= The Potato Elf =

Short story by Vladimir Nabokov

"The Potato Elf" is a short story written in Russian by Vladimir Nabokov in Berlin where it was first published in the émigré daily Rul in 1929 and then included in the 1929 collection Vozvrashchenie Chorba ("The Return of Chorb"). It was initially translated into English by Serge Bertensen and Irene Kosinska for publication in Esquire in 1939, and reprinted in A Single Voice (Collier, London, 1969). Nabokov then retranslated the story and included it in A Russian Beauty and Other Stories in 1973.

== Plot summary ==
The Potato Elf, whose real name is Fred Dobson, is a dwarf who works in the circus where people laugh at him. After a tour through the continent, he returned to England. He gets beaten up when he tries to kiss a ballerina. Shock, the conjuror, takes him home so that he and his wife, Nora, can nurture him back to health. Nora and Fred have a one-night affair – Nora to get back at her husband who always does tricks, but Fred is in love. He quits the circus, plans to go to the north of England, and expects Nora to follow him. He tries to tell this to the conjuror who does not seem to listen. But in the evening, Shock pretends to have poisoned himself because of his wife's unfaithfulness, and Nora, in despair, realizes that she loves him. Fred moves to Drowse and receives Nora's letter: she will not come and will be going with her husband to America.

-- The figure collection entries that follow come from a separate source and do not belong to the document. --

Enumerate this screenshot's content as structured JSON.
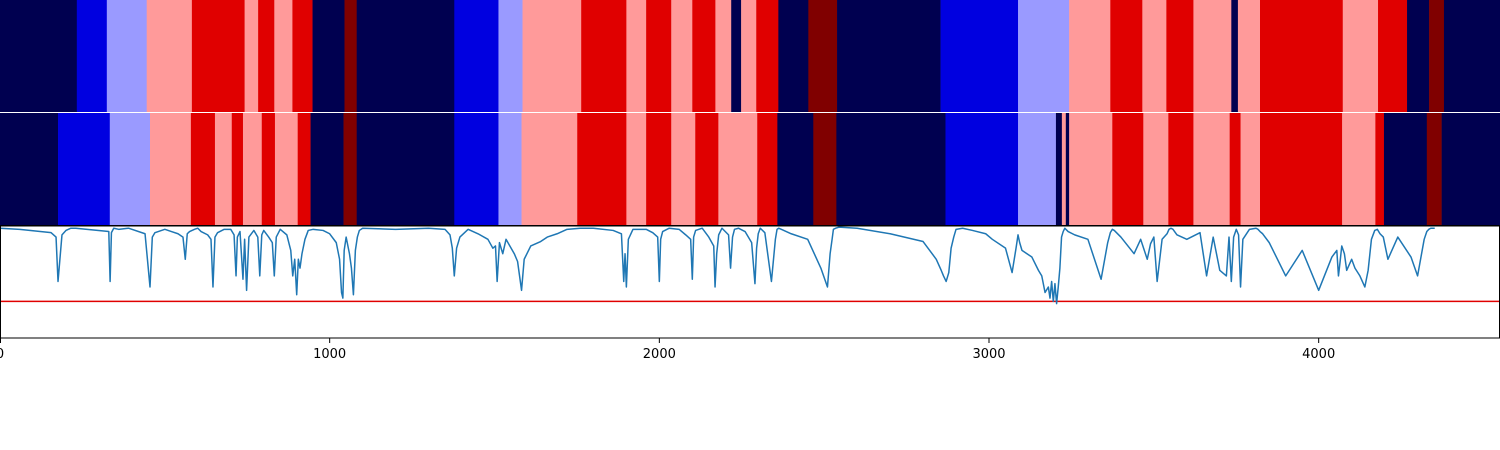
{
  "chart_data": {
    "type": "heatmap",
    "x_range": [
      0,
      4550
    ],
    "x_ticks": [
      0,
      1000,
      2000,
      3000,
      4000
    ],
    "x_tick_labels": [
      "0",
      "1000",
      "2000",
      "3000",
      "4000"
    ],
    "palette": {
      "0": "#000050",
      "1": "#0000e0",
      "2": "#9a9aff",
      "3": "#ff9a9a",
      "4": "#e00000",
      "5": "#800000"
    },
    "tracks": [
      {
        "segments": [
          [
            0,
            233,
            0
          ],
          [
            233,
            324,
            1
          ],
          [
            324,
            445,
            2
          ],
          [
            445,
            582,
            3
          ],
          [
            582,
            742,
            4
          ],
          [
            742,
            783,
            3
          ],
          [
            783,
            832,
            4
          ],
          [
            832,
            887,
            3
          ],
          [
            887,
            948,
            4
          ],
          [
            948,
            1045,
            0
          ],
          [
            1045,
            1082,
            5
          ],
          [
            1082,
            1378,
            0
          ],
          [
            1378,
            1512,
            1
          ],
          [
            1512,
            1585,
            2
          ],
          [
            1585,
            1763,
            3
          ],
          [
            1763,
            1900,
            4
          ],
          [
            1900,
            1960,
            3
          ],
          [
            1960,
            2036,
            4
          ],
          [
            2036,
            2100,
            3
          ],
          [
            2100,
            2170,
            4
          ],
          [
            2170,
            2218,
            3
          ],
          [
            2218,
            2248,
            0
          ],
          [
            2248,
            2294,
            3
          ],
          [
            2294,
            2361,
            4
          ],
          [
            2361,
            2452,
            0
          ],
          [
            2452,
            2539,
            5
          ],
          [
            2539,
            2853,
            0
          ],
          [
            2853,
            3088,
            1
          ],
          [
            3088,
            3243,
            2
          ],
          [
            3243,
            3368,
            3
          ],
          [
            3368,
            3465,
            4
          ],
          [
            3465,
            3538,
            3
          ],
          [
            3538,
            3620,
            4
          ],
          [
            3620,
            3735,
            3
          ],
          [
            3735,
            3755,
            0
          ],
          [
            3755,
            3822,
            3
          ],
          [
            3822,
            4073,
            4
          ],
          [
            4073,
            4180,
            3
          ],
          [
            4180,
            4268,
            4
          ],
          [
            4268,
            4335,
            0
          ],
          [
            4335,
            4380,
            5
          ],
          [
            4380,
            4550,
            0
          ]
        ]
      },
      {
        "segments": [
          [
            0,
            176,
            0
          ],
          [
            176,
            333,
            1
          ],
          [
            333,
            455,
            2
          ],
          [
            455,
            579,
            3
          ],
          [
            579,
            652,
            4
          ],
          [
            652,
            703,
            3
          ],
          [
            703,
            737,
            4
          ],
          [
            737,
            794,
            3
          ],
          [
            794,
            834,
            4
          ],
          [
            834,
            903,
            3
          ],
          [
            903,
            942,
            4
          ],
          [
            942,
            1042,
            0
          ],
          [
            1042,
            1082,
            5
          ],
          [
            1082,
            1378,
            0
          ],
          [
            1378,
            1512,
            1
          ],
          [
            1512,
            1582,
            2
          ],
          [
            1582,
            1751,
            3
          ],
          [
            1751,
            1900,
            4
          ],
          [
            1900,
            1960,
            3
          ],
          [
            1960,
            2036,
            4
          ],
          [
            2036,
            2109,
            3
          ],
          [
            2109,
            2179,
            4
          ],
          [
            2179,
            2297,
            3
          ],
          [
            2297,
            2358,
            4
          ],
          [
            2358,
            2467,
            0
          ],
          [
            2467,
            2537,
            5
          ],
          [
            2537,
            2868,
            0
          ],
          [
            2868,
            3088,
            1
          ],
          [
            3088,
            3203,
            2
          ],
          [
            3203,
            3221,
            0
          ],
          [
            3221,
            3233,
            3
          ],
          [
            3233,
            3243,
            0
          ],
          [
            3243,
            3374,
            3
          ],
          [
            3374,
            3468,
            4
          ],
          [
            3468,
            3544,
            3
          ],
          [
            3544,
            3620,
            4
          ],
          [
            3620,
            3730,
            3
          ],
          [
            3730,
            3763,
            4
          ],
          [
            3763,
            3822,
            3
          ],
          [
            3822,
            4071,
            4
          ],
          [
            4071,
            4172,
            3
          ],
          [
            4172,
            4198,
            4
          ],
          [
            4198,
            4328,
            0
          ],
          [
            4328,
            4373,
            5
          ],
          [
            4373,
            4550,
            0
          ]
        ]
      }
    ],
    "line_series": {
      "color": "#1f77b4",
      "x": [
        0,
        60,
        155,
        170,
        176,
        188,
        200,
        215,
        230,
        330,
        334,
        338,
        345,
        360,
        390,
        440,
        455,
        462,
        470,
        480,
        500,
        520,
        540,
        555,
        562,
        568,
        575,
        590,
        600,
        610,
        630,
        640,
        646,
        652,
        660,
        680,
        700,
        710,
        716,
        720,
        728,
        737,
        742,
        748,
        755,
        770,
        782,
        788,
        794,
        800,
        815,
        826,
        832,
        838,
        850,
        870,
        882,
        888,
        894,
        900,
        905,
        910,
        916,
        925,
        935,
        950,
        980,
        1000,
        1020,
        1030,
        1036,
        1040,
        1044,
        1050,
        1060,
        1066,
        1072,
        1078,
        1084,
        1090,
        1100,
        1200,
        1300,
        1350,
        1365,
        1372,
        1378,
        1385,
        1395,
        1420,
        1450,
        1480,
        1495,
        1503,
        1508,
        1515,
        1525,
        1535,
        1560,
        1570,
        1576,
        1582,
        1590,
        1610,
        1640,
        1660,
        1690,
        1720,
        1760,
        1800,
        1860,
        1885,
        1892,
        1896,
        1900,
        1906,
        1920,
        1960,
        1980,
        1995,
        2000,
        2004,
        2010,
        2030,
        2060,
        2080,
        2095,
        2100,
        2104,
        2110,
        2130,
        2150,
        2165,
        2169,
        2174,
        2180,
        2190,
        2210,
        2216,
        2222,
        2228,
        2240,
        2260,
        2280,
        2290,
        2295,
        2300,
        2306,
        2320,
        2340,
        2352,
        2357,
        2362,
        2370,
        2400,
        2450,
        2490,
        2510,
        2518,
        2524,
        2528,
        2535,
        2545,
        2600,
        2700,
        2800,
        2840,
        2855,
        2862,
        2870,
        2878,
        2885,
        2893,
        2900,
        2920,
        2950,
        2990,
        3010,
        3050,
        3070,
        3082,
        3088,
        3093,
        3100,
        3130,
        3150,
        3160,
        3170,
        3180,
        3185,
        3190,
        3195,
        3200,
        3205,
        3210,
        3215,
        3220,
        3225,
        3230,
        3240,
        3260,
        3300,
        3340,
        3360,
        3368,
        3374,
        3380,
        3400,
        3440,
        3460,
        3480,
        3490,
        3500,
        3510,
        3525,
        3540,
        3546,
        3552,
        3558,
        3570,
        3600,
        3640,
        3660,
        3680,
        3700,
        3720,
        3728,
        3735,
        3742,
        3750,
        3757,
        3763,
        3770,
        3790,
        3810,
        3816,
        3822,
        3830,
        3850,
        3900,
        3950,
        4000,
        4040,
        4055,
        4060,
        4065,
        4070,
        4078,
        4085,
        4100,
        4110,
        4125,
        4140,
        4150,
        4160,
        4170,
        4178,
        4186,
        4196,
        4210,
        4240,
        4280,
        4300,
        4320,
        4328,
        4334,
        4340,
        4346,
        4352,
        4360,
        4380,
        4400,
        4450,
        4500,
        4550
      ],
      "y": [
        0.98,
        0.97,
        0.94,
        0.9,
        0.5,
        0.92,
        0.96,
        0.98,
        0.98,
        0.95,
        0.5,
        0.94,
        0.98,
        0.97,
        0.98,
        0.93,
        0.45,
        0.9,
        0.94,
        0.95,
        0.97,
        0.95,
        0.93,
        0.9,
        0.7,
        0.93,
        0.95,
        0.97,
        0.98,
        0.95,
        0.92,
        0.88,
        0.45,
        0.9,
        0.94,
        0.97,
        0.97,
        0.92,
        0.55,
        0.9,
        0.95,
        0.52,
        0.88,
        0.42,
        0.9,
        0.96,
        0.9,
        0.55,
        0.92,
        0.96,
        0.9,
        0.85,
        0.55,
        0.9,
        0.97,
        0.92,
        0.78,
        0.55,
        0.7,
        0.38,
        0.7,
        0.62,
        0.75,
        0.88,
        0.96,
        0.97,
        0.96,
        0.93,
        0.85,
        0.7,
        0.4,
        0.35,
        0.78,
        0.9,
        0.75,
        0.62,
        0.38,
        0.78,
        0.9,
        0.96,
        0.98,
        0.97,
        0.98,
        0.97,
        0.92,
        0.8,
        0.55,
        0.8,
        0.9,
        0.97,
        0.93,
        0.88,
        0.8,
        0.82,
        0.5,
        0.85,
        0.75,
        0.88,
        0.75,
        0.68,
        0.55,
        0.42,
        0.7,
        0.82,
        0.86,
        0.9,
        0.93,
        0.97,
        0.98,
        0.98,
        0.96,
        0.93,
        0.5,
        0.75,
        0.45,
        0.88,
        0.97,
        0.97,
        0.94,
        0.9,
        0.5,
        0.88,
        0.95,
        0.98,
        0.97,
        0.92,
        0.88,
        0.52,
        0.9,
        0.96,
        0.98,
        0.9,
        0.82,
        0.45,
        0.75,
        0.92,
        0.98,
        0.92,
        0.62,
        0.9,
        0.97,
        0.98,
        0.95,
        0.85,
        0.48,
        0.8,
        0.93,
        0.98,
        0.94,
        0.5,
        0.88,
        0.97,
        0.98,
        0.97,
        0.93,
        0.88,
        0.62,
        0.45,
        0.75,
        0.88,
        0.97,
        0.98,
        0.99,
        0.98,
        0.93,
        0.86,
        0.7,
        0.6,
        0.55,
        0.5,
        0.58,
        0.8,
        0.9,
        0.97,
        0.98,
        0.96,
        0.93,
        0.88,
        0.8,
        0.58,
        0.8,
        0.92,
        0.85,
        0.78,
        0.72,
        0.6,
        0.55,
        0.4,
        0.45,
        0.35,
        0.5,
        0.32,
        0.48,
        0.3,
        0.45,
        0.62,
        0.9,
        0.95,
        0.98,
        0.95,
        0.92,
        0.88,
        0.52,
        0.85,
        0.94,
        0.97,
        0.96,
        0.9,
        0.75,
        0.88,
        0.7,
        0.84,
        0.9,
        0.5,
        0.88,
        0.93,
        0.97,
        0.98,
        0.97,
        0.92,
        0.88,
        0.94,
        0.55,
        0.9,
        0.6,
        0.55,
        0.9,
        0.5,
        0.9,
        0.97,
        0.92,
        0.45,
        0.88,
        0.97,
        0.98,
        0.97,
        0.95,
        0.93,
        0.85,
        0.55,
        0.78,
        0.42,
        0.72,
        0.78,
        0.55,
        0.68,
        0.82,
        0.75,
        0.6,
        0.7,
        0.62,
        0.55,
        0.45,
        0.6,
        0.88,
        0.96,
        0.97,
        0.93,
        0.9,
        0.7,
        0.9,
        0.72,
        0.55,
        0.88,
        0.95,
        0.97,
        0.98,
        0.98,
        0.98
      ],
      "y_range": [
        -0.01,
        1.0
      ]
    },
    "threshold_line": {
      "color": "#e00000",
      "y": 0.32
    }
  }
}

Fred retreats from life and lives like a recluse. Eight years later Nora visits him and announces that she has a son from him. Fred wants to see him but Nora leaves abruptly. He runs after her, excited to have a son, happy, and collapses at her feet. As people realize he is dead, Nora denies him: "I don't know anything. My son died a few days ago."

==Comments==
The story evolved out of Nabokov's film script The Love of a Dwarf and he later commented on the "cinematic slant" of the narrative. Nabokov indicated that he wrote the story in 1929, although some argue that it was written in 1924. It is one of the earlier short stories written by Nabokov and takes place in England, in contrast to his usual Berlin settings of stories at that time. He was unhappy about the initial English translation and found it "full of mistakes and omissions". It was, nevertheless, the first appearance of one of his works in English. He considered his retranslation a "personal victory that seldom falls to a betrayed author's lot".